Corn flour is a staple ingredient in some favorite foods like corn tortillas and corn muffins. It’s naturally gluten-free, which means it’s in a lot of processed gluten-free foods as well.
The best way to store corn flour is in a cool, dark place in a tightly sealed container. You can also freeze corn flour for a longer shelf life.
We’ll go over all the details of the best way to store corn flour next!
What is corn flour?
Corn flour is one of the more well-known gluten-free flours and is in foods that even non-gluten-free dieters eat often – like corn tortillas!
Corn flour is made from dried and ground corn kernels and is used to make a variety of foods like cornbread, corn tortillas, tamales, and corn fritters, among many other things.
It’s also considered a whole grain flour because it contains the hull of the corn kernel, so it’s rich in fiber compared to many refined flours like all-purpose flour.
What is the best way to store corn flour?
Corn flour will come with a printed best-by or use-by date, and it’s typically good to use even up to a year past that date.
Corn flour should be stored in a cool, dry place in a tightly sealed container like all other types of flour. You don’t have to keep it in the freezer, but it’s not a bad idea if you don’t plan to use it quickly or if you live in a very hot or humid environment.
Factors that influence corn flour storage
Corn flour should be stored in a cool place and not in an area prone to excessive heat or direct sunlight, which can cause the flour to spoil more quickly. Corn flour isn’t unique in this way – virtually all types of flour have the same instructions for storage: store in a cool, dry place.

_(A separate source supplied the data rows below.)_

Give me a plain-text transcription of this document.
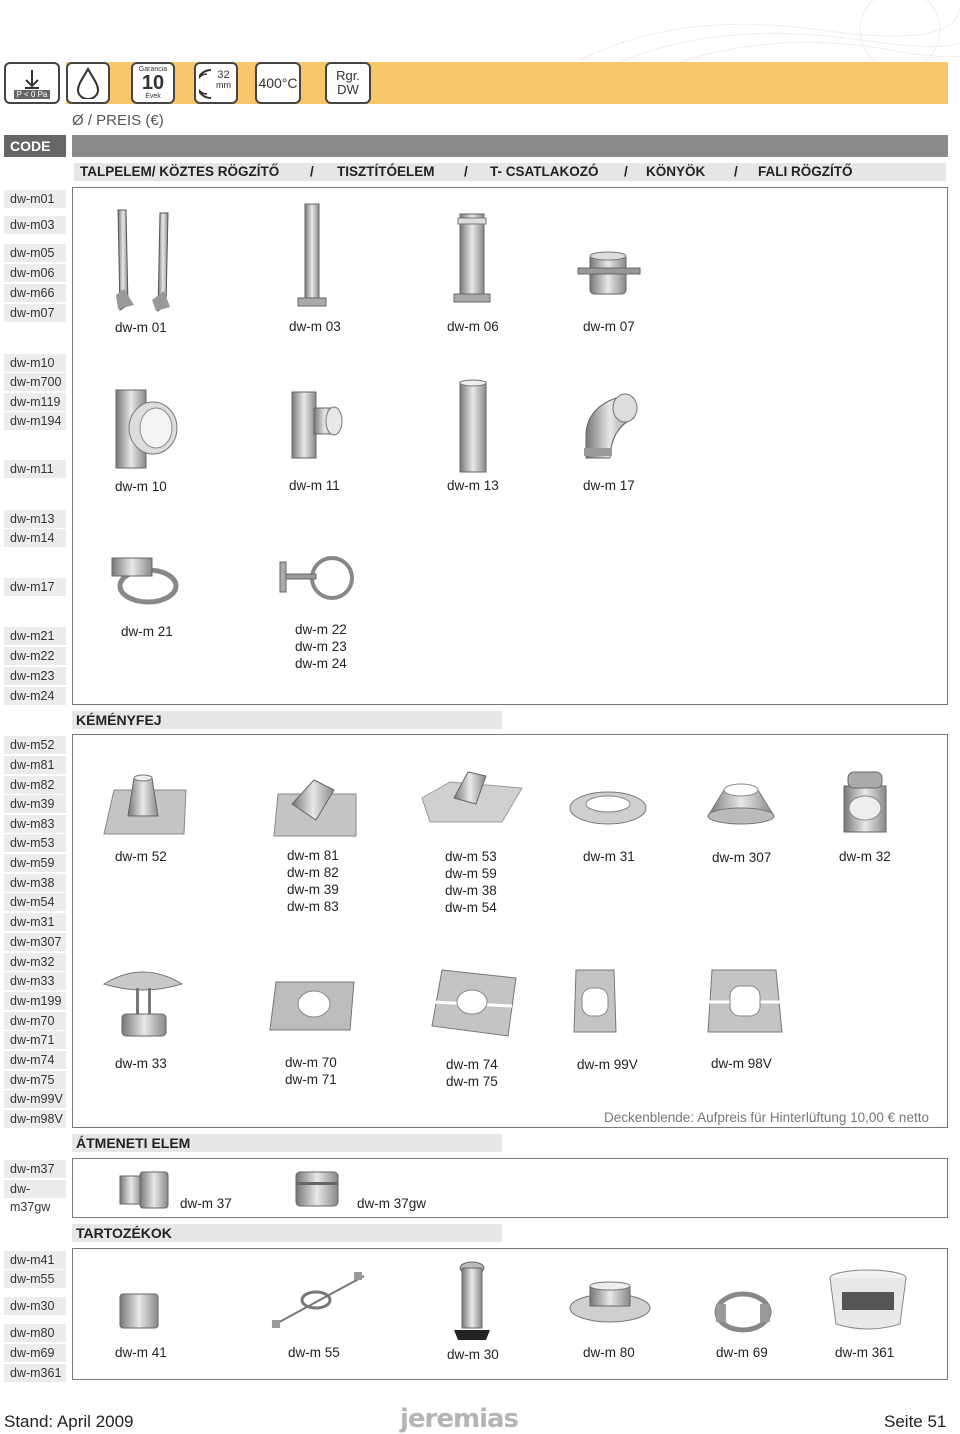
P < 0 Pa
Garancia
10
Évek
32
mm 400°C	Rgr.
DW
Ø / PREIS (€)
CODE
dw-m01
dw-m03
dw-m05
dw-m06
dw-m66
dw-m07
dw-m10
dw-m700
dw-m119
dw-m194
dw-m11
dw-m13
dw-m14
dw-m17
dw-m21
dw-m22
dw-m23
dw-m24
dw-m52
dw-m81
dw-m82
dw-m39
dw-m83
dw-m53
dw-m59
dw-m38
dw-m54
dw-m31
dw-m307
dw-m32
dw-m33
dw-m199
dw-m70
dw-m71
dw-m74
dw-m75
dw-m99V
dw-m98V
dw-m37
dw-m37gw
dw-m41
dw-m55
dw-m30
dw-m80
dw-m69
dw-m361
TALPELEM/ KÖZTES RÖGZÍTŐ / TISZTÍTÓELEM / T- CSATLAKOZÓ / KÖNYÖK / FALI RÖGZÍTŐ
dw-m 01	dw-m 03	dw-m 06	dw-m 07
dw-m 10	dw-m 11	dw-m 13	dw-m 17
dw-m 21	dw-m 22
dw-m 23
dw-m 24
KÉMÉNYFEJ
dw-m 52	dw-m 81
dw-m 82
dw-m 39
dw-m 83
dw-m 53
dw-m 59
dw-m 38
dw-m 54
dw-m 31	dw-m 307	dw-m 32
dw-m 33	dw-m 70
dw-m 71
dw-m 74
dw-m 75
dw-m 99V	dw-m 98V
Deckenblende: Aufpreis für Hinterlüftung 10,00 € netto
ÁTMENETI ELEM
dw-m 37	dw-m 37gw
TARTOZÉKOK
dw-m 41	dw-m 55	dw-m 30	dw-m 80	dw-m 69	dw-m 361
Stand: April 2009	jeremias	Seite 51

You might be tempted to roll the top down on your bag of corn flour and call it good, but that’s not the ideal way to store it. Once you open a package of corn flour, it’s best to transfer it to a sealable container, whether that’s a ziplock bag or a container with a fitting lid.
Why is that so important? Excess oxygen can cause the flour to go stale more quickly, which is why keeping corn flour in a container other than its original bag once it’s opened is ideal for the best freshness and shelf life.
Temperature & humidity
If you live in a very hot or humid climate, flour can spoil more quickly – and that includes corn flour. If you live in an overly hot or humid area, consider popping the corn flour in the freezer to make sure it stays fresher longer.
Otherwise, you’re fine to store it in a cool, dark place like a pantry or kitchen cupboard, which is where most people store their flour!
Signs that corn flour has spoiled
Taste: Corn flour tastes like corn, so if it tastes like anything else or just tastes plain bad, then it might be time to toss it.
Appearance: If corn flour develops dark spots, clumps, or any other change in appearance over time, it can be a sign that it’s going bad. If there are any signs of pests or mold, then without a doubt it’s time to throw it away!
Fun fact – corn flour can vary in color depending on the type of corn used, so besides yellow it can also be white or even blue!
Smell: If your corn flour gives off a musty, sour, or stale smell, then it’s an indicator that it’s past its prime. Fresh corn flour should smell neutral or reminiscent of corn.
Corn flour will eventually go bad, but it will likely stay good for 9-12 months after its printed best-by or use-by date when it’s stored properly.
Like corn flour, store corn starch in a cool, dry place. You should NOT freeze corn starch. Freezing starch can alter its absorption abilities, which means it might not act the right way in baked goods after it’s been frozen.